I posted a little while back about a few of my favorite noirs, and decided to re-visit one of the films from the list: The Killers (1946). I truly love this film, and on yet another go round I’m beginning to understand a bit more as to why. To start with, the movie does an excellent job of directly lifting the flashback-based narrative from Citizen Kane. The only difference is that the figure piecing together the life of Charles Foster Kane was a journalist, whereas Jim Reardon (Edmund O’Brien) was an insurance investigator doing routine follow-up on the murder before paying out a ‘nickel and dime’ insurance policy. The shift of the principal investigator from a journalist to an insurance man reflects how Noirs seldom, if ever, focus on a figure of standing and greatness that is newsworthy for the life they lived, but rather for the crimes they committed. Noirs often focus upon the deranged, criminal, impoverished, or forgotten characters -a style of film dedicated to the unspeakable elements of society who spend their time moving from one boarding house to the next.
And while the narrative logic of The Killers is ultimately fleshed out with Welles-inspired flashbacks, I would argue it gains all of its momentum through one of the most hard-boiled and downright brutal sequences in cinema. A sequence which is taken almost verbatim from Ernest Hemingway’s 1927 short story of the same title. I quote the first three minutes from the opening scene below (the whole sequence runs around nine to ten minutes) in order to give you a sense of the darkness (both cinematic and psychic) that pervades the opening scene. Hemingway’s story was a tale about a man (the Swede) who refuses to run away from death and ultimately faces it with both resignation and dignity -an unfathomable reality for most- and for Hemingway the zenith of a darker sense of heroism.
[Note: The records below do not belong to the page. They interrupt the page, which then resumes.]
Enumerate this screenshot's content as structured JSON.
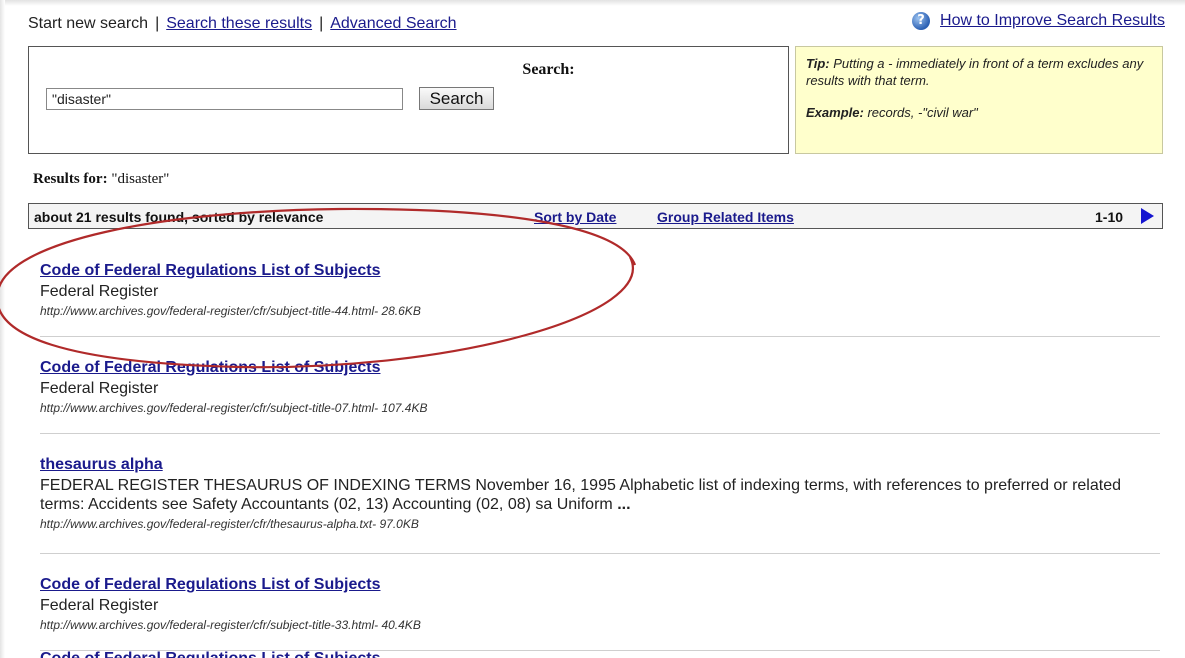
{
  "nav": {
    "start_new_search": "Start new search",
    "sep1": "|",
    "search_these_results": "Search these results",
    "sep2": "|",
    "advanced_search": "Advanced Search",
    "help_link": "How to Improve Search Results",
    "help_icon": "question-circle-icon"
  },
  "search": {
    "label": "Search:",
    "value": "\"disaster\"",
    "button_label": "Search"
  },
  "tip": {
    "heading": "Tip:",
    "text": "Putting a - immediately in front of a term excludes any results with that term.",
    "example_label": "Example:",
    "example_text": "records, -\"civil war\""
  },
  "results_for": {
    "label": "Results for:",
    "query": "\"disaster\""
  },
  "bar": {
    "count_text": "about 21 results found, sorted by relevance",
    "sort_by_date": "Sort by Date",
    "group_related": "Group Related Items",
    "range": "1-10",
    "next_icon": "next-page-arrow-icon"
  },
  "results": [
    {
      "title": "Code of Federal Regulations List of Subjects",
      "desc": "Federal Register",
      "url": "http://www.archives.gov/federal-register/cfr/subject-title-44.html- 28.6KB"
    },
    {
      "title": "Code of Federal Regulations List of Subjects",
      "desc": "Federal Register",
      "url": "http://www.archives.gov/federal-register/cfr/subject-title-07.html- 107.4KB"
    },
    {
      "title": "thesaurus alpha",
      "desc": "FEDERAL REGISTER THESAURUS OF INDEXING TERMS November 16, 1995 Alphabetic list of indexing terms, with references to preferred or related terms: Accidents see Safety Accountants (02, 13) Accounting (02, 08) sa Uniform",
      "desc_ellipsis": "...",
      "url": "http://www.archives.gov/federal-register/cfr/thesaurus-alpha.txt- 97.0KB"
    },
    {
      "title": "Code of Federal Regulations List of Subjects",
      "desc": "Federal Register",
      "url": "http://www.archives.gov/federal-register/cfr/subject-title-33.html- 40.4KB"
    },
    {
      "title": "Code of Federal Regulations List of Subjects"
    }
  ],
  "annotation": {
    "circle_color": "#b02a2a"
  }
}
The director of this film, Richard Siodmak, was a German-born Jew who fled the rise of Nazism during the 1930s, arriving in the US in 1939 and begam making films in Hollywood as early as 1941. He was also a filmmaker in Germany and his experience with sophisticated studio shooting and the brilliant lighting of black and white (prevalent in many films from Germany throughout the 1920s and early 1930s) brings much to the Hollywood noir style of the 1940s, some of which is readily apparent in the clip below.
One of the things that occurred to me while watching this film for the umpteenth time was the ways in which the horrific, yet shadowy, realities of Nazism inform the first 10 minutes of this film. Adorno’s famous claim that ”After the Holocaust there can be no poetry,” or, as Daphne Merkin explains this quote, “in the wake of such mind-numbing atrocity, there can be only linguistic diffidence, an exhausted heap of words” (link) informs the ways in which the popular appeal of film Noir may have started immediately trying to speak to such an atrocity indirectly through allegorical images. Almost immediately after this global atrocity, a Siodmak adapts a short story by Hemingway to filmically comment on the unutterable horror of the legacy of Nazism using the figure of the Noir killers. Moreover, the ultimate violence of their being no perceivable idea, as they communicate to Nick Adams in the clip above, dramatically captures that sense of unfathomable horror that remains. The first 10 minutes of The Killers is noir at its meanest and most brutal, particularly because it is framed by a historical moment in which the is world reeling from the realization of the violent extremes that humanity is all too capable of. Film Noir in many ways marks the end of humanism through the filmic language and ushers in the rise of our modern era.